In this case, consider using a password manager — an application that will keep your passwords safe and secure at one place.
Now, you may think:
“Why should I keep track of all of those passwords when I can simply check the “Remember me” box on each of the accounts and never type in the password again?”
You could do that, but we strongly advise you not to. This only makes it easier for hackers to make their way into your profiles. Plus, the risk of a data breach, damage or theft would multiply if all of your team members were doing the same.
7. Keep the Software Updated
For every software that you use – from the main operating system to specific mobile and web apps – every now and then you’ll receive the notification about an update you need to implement.
The key advice here is: Don’t ignore update notifications.
Keep in mind that almost every new update will contain security-related updates within. So, the longer you ignore it, the lower your system security will be.
Although this may not be directly tied with password protection, it is an important step in the overall matter of cybersecurity for your business.
How to Help Your Remote Team Stay Alert and Use a High Level of Password Protection
Since many small and medium companies shifted to a remote-first model practically overnight in 2020, a “window of opportunity” has opened for hackers.
Help your team members become aware of the cybersecurity risks.
Some of the most common types of cyberattacks and financial frauds that may target your employees’ accounts include (but are not limited to):
- Phishing scams
- Identity theft
- Ransomware attacks
- Business email compromise
Of course, high-privilege accounts, such as the one of a system administrator, or the accounts of employees who have access to the company’s finances, should be protected at an even higher level.
That’s why educating your employees and keeping everyone on the same page regarding the importance of password protection could help you prevent major business disasters.
Keep cybersecurity news and updates among the important notes for your employees.
Engage your IT staff or a managed security provider to help you, whether you choose to document important notes as part of your internal communications, present them during an onboarding phase for new employees or emphasize them during cybersecurity training for your staff.

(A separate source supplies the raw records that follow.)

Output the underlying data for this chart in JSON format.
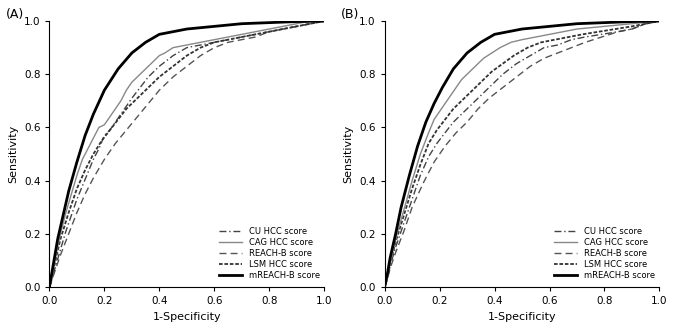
{
  "panel_A_label": "(A)",
  "panel_B_label": "(B)",
  "xlabel": "1-Specificity",
  "ylabel": "Sensitivity",
  "xlim": [
    0.0,
    1.0
  ],
  "ylim": [
    0.0,
    1.0
  ],
  "xticks": [
    0.0,
    0.2,
    0.4,
    0.6,
    0.8,
    1.0
  ],
  "yticks": [
    0.0,
    0.2,
    0.4,
    0.6,
    0.8,
    1.0
  ],
  "background_color": "#ffffff",
  "A_mREACH": {
    "fpr": [
      0.0,
      0.01,
      0.02,
      0.03,
      0.05,
      0.07,
      0.1,
      0.13,
      0.16,
      0.2,
      0.25,
      0.3,
      0.35,
      0.4,
      0.45,
      0.5,
      0.55,
      0.6,
      0.65,
      0.7,
      0.75,
      0.8,
      0.85,
      0.9,
      0.95,
      1.0
    ],
    "tpr": [
      0.0,
      0.06,
      0.12,
      0.18,
      0.27,
      0.36,
      0.47,
      0.57,
      0.65,
      0.74,
      0.82,
      0.88,
      0.92,
      0.95,
      0.96,
      0.97,
      0.975,
      0.98,
      0.985,
      0.99,
      0.992,
      0.994,
      0.996,
      0.998,
      0.999,
      1.0
    ]
  },
  "A_CAG": {
    "fpr": [
      0.0,
      0.01,
      0.02,
      0.04,
      0.06,
      0.08,
      0.1,
      0.12,
      0.14,
      0.16,
      0.18,
      0.2,
      0.22,
      0.24,
      0.26,
      0.28,
      0.3,
      0.32,
      0.34,
      0.36,
      0.38,
      0.4,
      0.42,
      0.45,
      0.5,
      0.55,
      0.6,
      0.65,
      0.7,
      0.75,
      0.8,
      0.85,
      0.9,
      0.95,
      1.0
    ],
    "tpr": [
      0.0,
      0.04,
      0.1,
      0.2,
      0.28,
      0.35,
      0.42,
      0.48,
      0.52,
      0.56,
      0.6,
      0.61,
      0.64,
      0.67,
      0.7,
      0.74,
      0.77,
      0.79,
      0.81,
      0.83,
      0.85,
      0.87,
      0.88,
      0.9,
      0.91,
      0.92,
      0.93,
      0.94,
      0.95,
      0.96,
      0.97,
      0.98,
      0.99,
      1.0,
      1.0
    ]
  },
  "A_LSM": {
    "fpr": [
      0.0,
      0.01,
      0.02,
      0.04,
      0.07,
      0.1,
      0.13,
      0.16,
      0.19,
      0.22,
      0.25,
      0.28,
      0.32,
      0.36,
      0.4,
      0.45,
      0.5,
      0.55,
      0.6,
      0.65,
      0.7,
      0.75,
      0.8,
      0.85,
      0.9,
      0.95,
      1.0
    ],
    "tpr": [
      0.0,
      0.04,
      0.09,
      0.18,
      0.28,
      0.37,
      0.44,
      0.5,
      0.55,
      0.59,
      0.63,
      0.67,
      0.71,
      0.75,
      0.79,
      0.83,
      0.87,
      0.9,
      0.92,
      0.93,
      0.94,
      0.95,
      0.96,
      0.97,
      0.98,
      0.99,
      1.0
    ]
  },
  "A_CU": {
    "fpr": [
      0.0,
      0.01,
      0.02,
      0.04,
      0.06,
      0.08,
      0.1,
      0.12,
      0.14,
      0.16,
      0.18,
      0.2,
      0.22,
      0.24,
      0.26,
      0.28,
      0.3,
      0.33,
      0.36,
      0.4,
      0.45,
      0.5,
      0.55,
      0.6,
      0.65,
      0.7,
      0.75,
      0.8,
      0.85,
      0.9,
      0.95,
      1.0
    ],
    "tpr": [
      0.0,
      0.03,
      0.07,
      0.14,
      0.21,
      0.27,
      0.33,
      0.38,
      0.43,
      0.48,
      0.52,
      0.57,
      0.59,
      0.62,
      0.65,
      0.68,
      0.71,
      0.75,
      0.79,
      0.83,
      0.87,
      0.9,
      0.91,
      0.92,
      0.93,
      0.94,
      0.95,
      0.96,
      0.97,
      0.98,
      0.99,
      1.0
    ]
  },
  "A_REACH": {
    "fpr": [
      0.0,
      0.01,
      0.02,
      0.04,
      0.07,
      0.1,
      0.13,
      0.16,
      0.2,
      0.24,
      0.28,
      0.32,
      0.36,
      0.4,
      0.45,
      0.5,
      0.55,
      0.6,
      0.65,
      0.7,
      0.75,
      0.8,
      0.85,
      0.9,
      0.95,
      1.0
    ],
    "tpr": [
      0.0,
      0.03,
      0.06,
      0.12,
      0.2,
      0.28,
      0.35,
      0.41,
      0.48,
      0.54,
      0.59,
      0.64,
      0.69,
      0.74,
      0.79,
      0.83,
      0.87,
      0.9,
      0.92,
      0.93,
      0.94,
      0.96,
      0.97,
      0.98,
      0.99,
      1.0
    ]
  },
  "B_mREACH": {
    "fpr": [
      0.0,
      0.01,
      0.02,
      0.04,
      0.06,
      0.09,
      0.12,
      0.15,
      0.18,
      0.21,
      0.25,
      0.3,
      0.35,
      0.4,
      0.45,
      0.5,
      0.55,
      0.6,
      0.65,
      0.7,
      0.75,
      0.8,
      0.85,
      0.9,
      0.95,
      1.0
    ],
    "tpr": [
      0.0,
      0.05,
      0.11,
      0.2,
      0.3,
      0.42,
      0.53,
      0.62,
      0.69,
      0.75,
      0.82,
      0.88,
      0.92,
      0.95,
      0.96,
      0.97,
      0.975,
      0.98,
      0.985,
      0.99,
      0.992,
      0.994,
      0.996,
      0.998,
      0.999,
      1.0
    ]
  },
  "B_CAG": {
    "fpr": [
      0.0,
      0.01,
      0.02,
      0.04,
      0.07,
      0.1,
      0.13,
      0.16,
      0.18,
      0.2,
      0.22,
      0.24,
      0.26,
      0.28,
      0.3,
      0.33,
      0.36,
      0.39,
      0.42,
      0.46,
      0.5,
      0.55,
      0.6,
      0.65,
      0.7,
      0.75,
      0.8,
      0.85,
      0.9,
      0.95,
      1.0
    ],
    "tpr": [
      0.0,
      0.04,
      0.09,
      0.18,
      0.29,
      0.4,
      0.5,
      0.58,
      0.63,
      0.66,
      0.69,
      0.72,
      0.75,
      0.78,
      0.8,
      0.83,
      0.86,
      0.88,
      0.9,
      0.92,
      0.93,
      0.94,
      0.95,
      0.96,
      0.97,
      0.975,
      0.98,
      0.985,
      0.99,
      0.995,
      1.0
    ]
  },
  "B_LSM": {
    "fpr": [
      0.0,
      0.01,
      0.02,
      0.04,
      0.07,
      0.1,
      0.13,
      0.16,
      0.19,
      0.22,
      0.25,
      0.28,
      0.31,
      0.35,
      0.39,
      0.43,
      0.47,
      0.52,
      0.57,
      0.62,
      0.67,
      0.72,
      0.78,
      0.84,
      0.9,
      0.95,
      1.0
    ],
    "tpr": [
      0.0,
      0.04,
      0.09,
      0.17,
      0.27,
      0.37,
      0.46,
      0.54,
      0.59,
      0.63,
      0.67,
      0.7,
      0.73,
      0.77,
      0.81,
      0.84,
      0.87,
      0.9,
      0.92,
      0.93,
      0.94,
      0.95,
      0.96,
      0.97,
      0.98,
      0.99,
      1.0
    ]
  },
  "B_CU": {
    "fpr": [
      0.0,
      0.01,
      0.02,
      0.04,
      0.07,
      0.1,
      0.13,
      0.16,
      0.19,
      0.22,
      0.25,
      0.28,
      0.31,
      0.35,
      0.39,
      0.43,
      0.48,
      0.53,
      0.58,
      0.63,
      0.68,
      0.73,
      0.79,
      0.85,
      0.9,
      0.95,
      1.0
    ],
    "tpr": [
      0.0,
      0.03,
      0.08,
      0.15,
      0.24,
      0.33,
      0.42,
      0.49,
      0.54,
      0.58,
      0.62,
      0.65,
      0.68,
      0.72,
      0.76,
      0.8,
      0.84,
      0.87,
      0.9,
      0.91,
      0.93,
      0.94,
      0.95,
      0.96,
      0.97,
      0.99,
      1.0
    ]
  },
  "B_REACH": {
    "fpr": [
      0.0,
      0.01,
      0.02,
      0.04,
      0.07,
      0.1,
      0.14,
      0.18,
      0.22,
      0.26,
      0.3,
      0.34,
      0.38,
      0.43,
      0.48,
      0.53,
      0.58,
      0.63,
      0.68,
      0.73,
      0.79,
      0.85,
      0.9,
      0.95,
      1.0
    ],
    "tpr": [
      0.0,
      0.03,
      0.07,
      0.13,
      0.21,
      0.3,
      0.39,
      0.47,
      0.53,
      0.58,
      0.62,
      0.67,
      0.71,
      0.75,
      0.79,
      0.83,
      0.86,
      0.88,
      0.9,
      0.92,
      0.94,
      0.96,
      0.97,
      0.99,
      1.0
    ]
  }
}
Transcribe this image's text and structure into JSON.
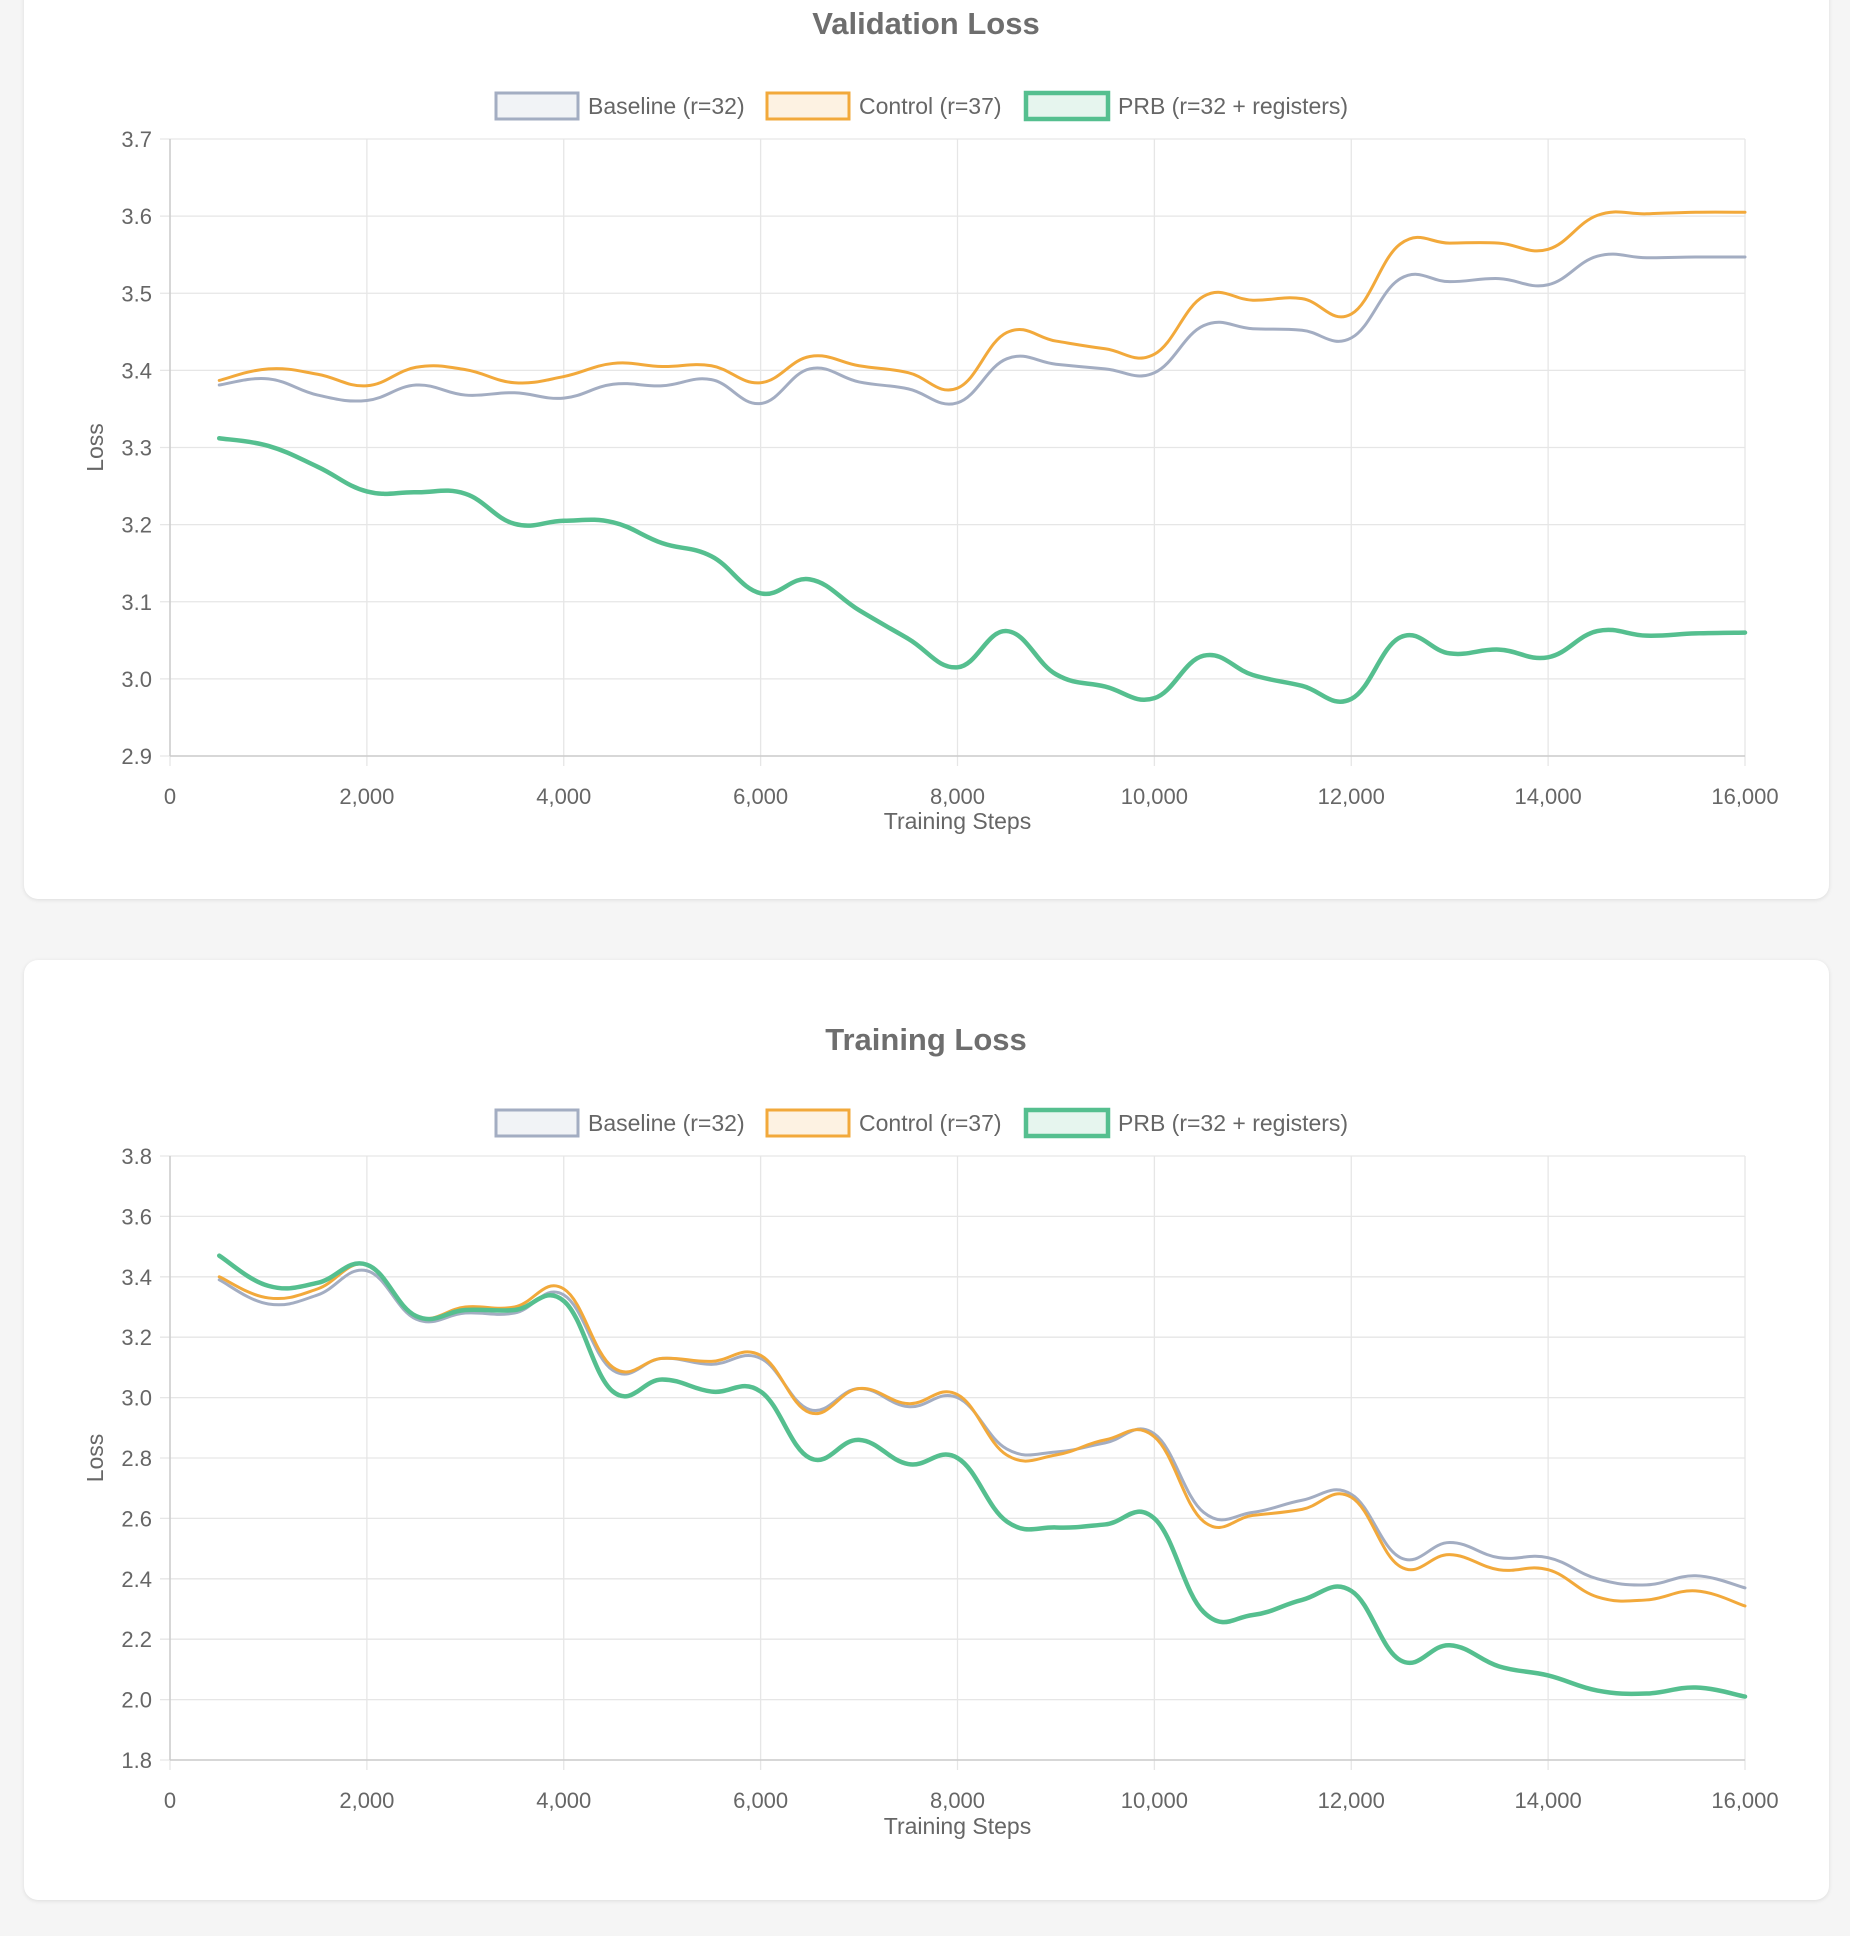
{
  "colors": {
    "baseline": "#a3adc2",
    "control": "#f2a93b",
    "prb": "#55bf8f",
    "text": "#666666",
    "title": "#6e6e6e",
    "grid": "#e6e6e6"
  },
  "chart_data": [
    {
      "type": "line",
      "title": "Validation Loss",
      "xlabel": "Training Steps",
      "ylabel": "Loss",
      "xlim": [
        0,
        16000
      ],
      "ylim": [
        2.9,
        3.7
      ],
      "xticks": [
        0,
        2000,
        4000,
        6000,
        8000,
        10000,
        12000,
        14000,
        16000
      ],
      "xtick_labels": [
        "0",
        "2,000",
        "4,000",
        "6,000",
        "8,000",
        "10,000",
        "12,000",
        "14,000",
        "16,000"
      ],
      "yticks": [
        2.9,
        3.0,
        3.1,
        3.2,
        3.3,
        3.4,
        3.5,
        3.6,
        3.7
      ],
      "ytick_labels": [
        "2.9",
        "3.0",
        "3.1",
        "3.2",
        "3.3",
        "3.4",
        "3.5",
        "3.6",
        "3.7"
      ],
      "grid": true,
      "legend": "top",
      "x": [
        500,
        1000,
        1500,
        2000,
        2500,
        3000,
        3500,
        4000,
        4500,
        5000,
        5500,
        6000,
        6500,
        7000,
        7500,
        8000,
        8500,
        9000,
        9500,
        10000,
        10500,
        11000,
        11500,
        12000,
        12500,
        13000,
        13500,
        14000,
        14500,
        15000,
        15500,
        16000
      ],
      "series": [
        {
          "name": "Baseline (r=32)",
          "color_key": "baseline",
          "values": [
            3.381,
            3.389,
            3.368,
            3.361,
            3.381,
            3.368,
            3.371,
            3.364,
            3.382,
            3.38,
            3.388,
            3.357,
            3.402,
            3.385,
            3.376,
            3.358,
            3.415,
            3.408,
            3.402,
            3.397,
            3.458,
            3.454,
            3.452,
            3.442,
            3.519,
            3.515,
            3.519,
            3.511,
            3.548,
            3.546,
            3.547,
            3.547
          ]
        },
        {
          "name": "Control (r=37)",
          "color_key": "control",
          "values": [
            3.387,
            3.402,
            3.395,
            3.38,
            3.404,
            3.401,
            3.384,
            3.392,
            3.409,
            3.405,
            3.406,
            3.384,
            3.418,
            3.406,
            3.397,
            3.377,
            3.449,
            3.438,
            3.428,
            3.421,
            3.496,
            3.491,
            3.493,
            3.473,
            3.564,
            3.565,
            3.565,
            3.557,
            3.601,
            3.603,
            3.605,
            3.605
          ]
        },
        {
          "name": "PRB (r=32 + registers)",
          "color_key": "prb",
          "values": [
            3.312,
            3.302,
            3.275,
            3.243,
            3.242,
            3.24,
            3.201,
            3.205,
            3.203,
            3.176,
            3.159,
            3.111,
            3.129,
            3.089,
            3.052,
            3.015,
            3.062,
            3.006,
            2.99,
            2.975,
            3.03,
            3.005,
            2.991,
            2.974,
            3.054,
            3.033,
            3.038,
            3.028,
            3.062,
            3.056,
            3.059,
            3.06
          ]
        }
      ]
    },
    {
      "type": "line",
      "title": "Training Loss",
      "xlabel": "Training Steps",
      "ylabel": "Loss",
      "xlim": [
        0,
        16000
      ],
      "ylim": [
        1.8,
        3.8
      ],
      "xticks": [
        0,
        2000,
        4000,
        6000,
        8000,
        10000,
        12000,
        14000,
        16000
      ],
      "xtick_labels": [
        "0",
        "2,000",
        "4,000",
        "6,000",
        "8,000",
        "10,000",
        "12,000",
        "14,000",
        "16,000"
      ],
      "yticks": [
        1.8,
        2.0,
        2.2,
        2.4,
        2.6,
        2.8,
        3.0,
        3.2,
        3.4,
        3.6,
        3.8
      ],
      "ytick_labels": [
        "1.8",
        "2.0",
        "2.2",
        "2.4",
        "2.6",
        "2.8",
        "3.0",
        "3.2",
        "3.4",
        "3.6",
        "3.8"
      ],
      "grid": true,
      "legend": "top",
      "x": [
        500,
        1000,
        1500,
        2000,
        2500,
        3000,
        3500,
        4000,
        4500,
        5000,
        5500,
        6000,
        6500,
        7000,
        7500,
        8000,
        8500,
        9000,
        9500,
        10000,
        10500,
        11000,
        11500,
        12000,
        12500,
        13000,
        13500,
        14000,
        14500,
        15000,
        15500,
        16000
      ],
      "series": [
        {
          "name": "Baseline (r=32)",
          "color_key": "baseline",
          "values": [
            3.39,
            3.31,
            3.34,
            3.42,
            3.26,
            3.28,
            3.28,
            3.34,
            3.09,
            3.13,
            3.11,
            3.13,
            2.96,
            3.03,
            2.97,
            3.0,
            2.83,
            2.82,
            2.85,
            2.88,
            2.62,
            2.62,
            2.66,
            2.68,
            2.47,
            2.52,
            2.47,
            2.47,
            2.4,
            2.38,
            2.41,
            2.37
          ]
        },
        {
          "name": "Control (r=37)",
          "color_key": "control",
          "values": [
            3.4,
            3.33,
            3.36,
            3.44,
            3.27,
            3.3,
            3.3,
            3.36,
            3.1,
            3.13,
            3.12,
            3.14,
            2.95,
            3.03,
            2.98,
            3.01,
            2.81,
            2.81,
            2.86,
            2.87,
            2.59,
            2.61,
            2.63,
            2.67,
            2.44,
            2.48,
            2.43,
            2.43,
            2.34,
            2.33,
            2.36,
            2.31
          ]
        },
        {
          "name": "PRB (r=32 + registers)",
          "color_key": "prb",
          "values": [
            3.47,
            3.37,
            3.38,
            3.44,
            3.27,
            3.29,
            3.29,
            3.32,
            3.02,
            3.06,
            3.02,
            3.02,
            2.8,
            2.86,
            2.78,
            2.8,
            2.59,
            2.57,
            2.58,
            2.6,
            2.29,
            2.28,
            2.33,
            2.36,
            2.13,
            2.18,
            2.11,
            2.08,
            2.03,
            2.02,
            2.04,
            2.01
          ]
        }
      ]
    }
  ]
}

How Can a Managed IT Security Provider Help You Keep Your Data Safe?
Besides the fact that a dedicated team of cybersecurity experts can run regular cybersecurity training for your staff, a managed cybersecurity provider can also help you:
- Identify risks and vulnerabilities
- Strengthen passwords for accounts
- Test and scan your emails for phishing scams
- Keep your system updated at all times
- Enable secure access to an office network
- Manage and monitor all access points
- Troubleshoot and fix any occurring issues
- Prevent threats and keep your data secure
Remember, it could only take one compromised password to put sensitive corporate data at risk.
Key Takeaways on Password Protection with the Help of Managed Security Services
As already mentioned, it’s very important to educate your employees about cybersecurity risks and make sure they’re aware of the importance of creating and managing strong passwords, especially for work accounts they access via a home desktop computer or a personal laptop.
Using unique passwords, two-factor authentication and other password protection tactics for each account will help your employees create a stronger barrier for unauthorized access to sensitive data.
The best practice is to apply a proactive IT security approach to your business.
Depending on your business size and current system and networks, you may hire in-house IT specialists or hire a managed security services provider to help you create a strategy tailored to your needs. This will help you efficiently assess risks, detect vulnerabilities and protect your data.